I think it’s obvious that there are exceptions in either direction (but that they’re rare).  Some people (and I mean people who are generally normal, not mentally retarded) remain rather child-like and innocent in the sense that little children are innocent well into their teens; while certain others who have not yet become teenagers, perhaps through being taught and trained especially well, or perhaps due to complicity with very bad training, can become adult-like in a moral sense before they are teenagers.  I believe that children can repent and be born-again in Christ authentically before they are teens in rare cases (but even then it would not be through a ritual baptism nor by being coaxed into saying a sinner’s prayer through human pressure and/or cunning).  And I think that certain children, at least the ones who do heinous things even by adult standards, will be tried as adults before God.  

Those extreme cases however are not the norm.  The norm for children in the Bible is that they should be taught and trained according to the principles of God’s Word to prepare them to respond properly and walk in the whole counsel of God’s Word when they do come to sufficient knowledge and capability to do so.  Children are of course commanded to obey their parents consistent with obeying the Lord.  And I think it’s also evident that choices which children make can do much to prepare them to walk in the demands of faithful Christianity or prepare them to live in carnality according to the course of this world (so it’s not like children’s decisions are meaningless).  

These things are not changed nor problems in relation to them solved by ritual baptisms nor induced sinner’s prayers.  Unwarranted baptisms (like all baptism of infants are) and human induced sinner’s prayers (which children are the most frequent victims of)  do however promote eventual unwarranted belief in having satisfied the requirements of Christianity when authentic Christianity has never even actually been entered into by Biblically defined repentance and faith in Jesus Christ.  

This deception is increased and augmented even more by how multitudes of teachers and churches make the beginning of the Christian life out to be the end, though they (and many others) do not faithfully lead people to the beginning either.  Other unscriptural rituals added in along the way only augment and strengthen this deception further in many, while also stumbling those who may have truly been born again and got off to a good start in authentic Christianity (just two examples of many such unscriptural rituals would be Lent observance and training to speak in gibberish tongues- falsely labeled as the baptism of the Holy Spirit).

There is no ritual which can solve any person’s conflict with the true God.  Repentance before Him and submission to the authority of Jesus Christ, set forth in His Word, is the beginning point of a living, acceptable faith in the true God’s eyes.  There are a handful of rituals which are proper and necessary to perform when they stem from such a faith and they are in one’s ability to do in accordance with how they are prescribed in Scripture.  

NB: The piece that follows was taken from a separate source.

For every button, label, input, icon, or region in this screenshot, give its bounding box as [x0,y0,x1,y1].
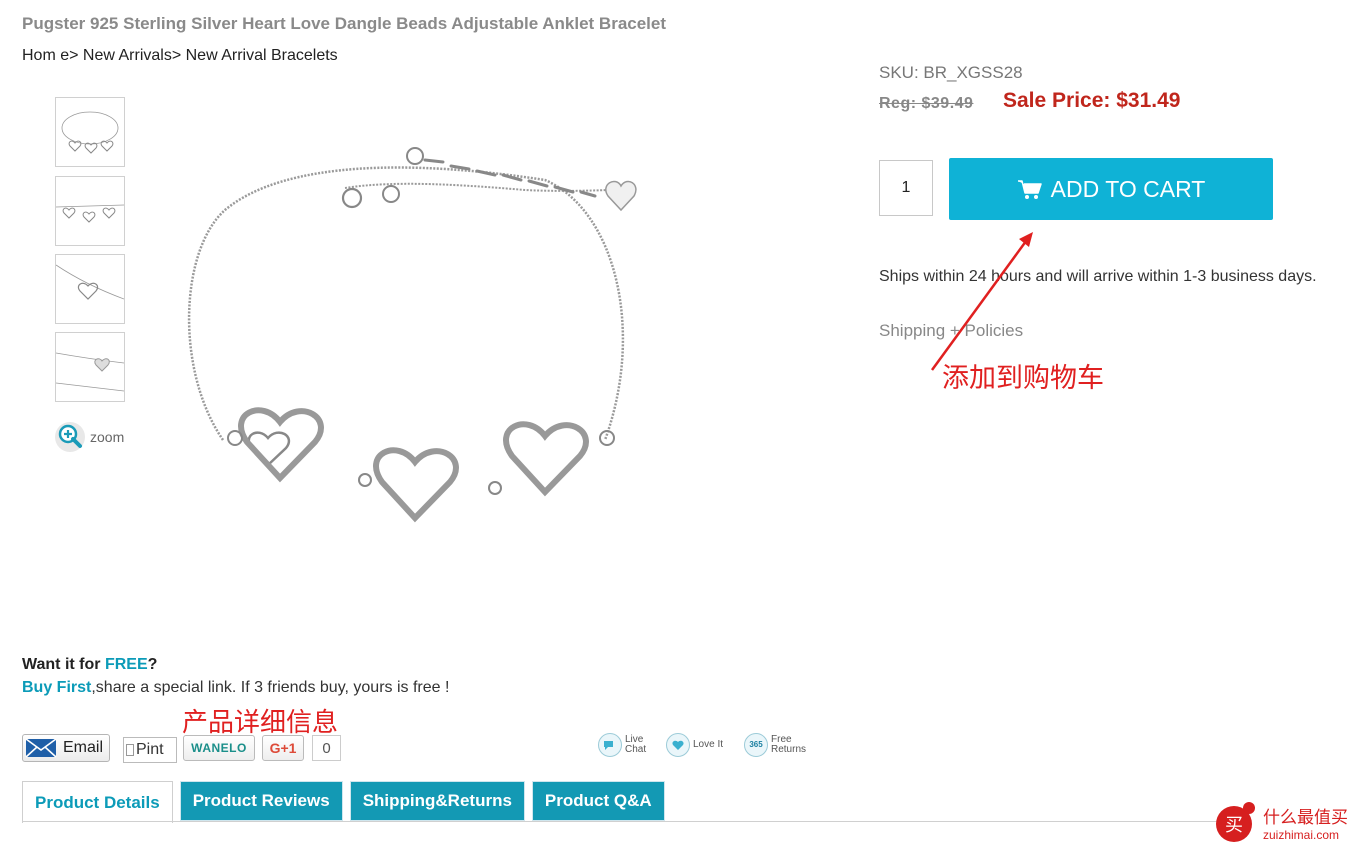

Yet a living, acceptable faith in Jesus Christ shuns rituals which are contrary to the acceptable worship delineated in His Word.  Infant baptism and manipulating others into saying the sinner’s prayer fit into this category- and the deceit involved in them is vast.

God says the following in Deuteronomy.  Deuteronomy 4:2: “Ye shall not add unto the word which I command you, neither shall ye diminish ought (any) from it, that ye may keep the commandments of the Lord your God which I command you.”  Deuteronomy 12:32: “What thing soever I command you, observe to do it: thou shalt not add thereto, nor diminish from it.”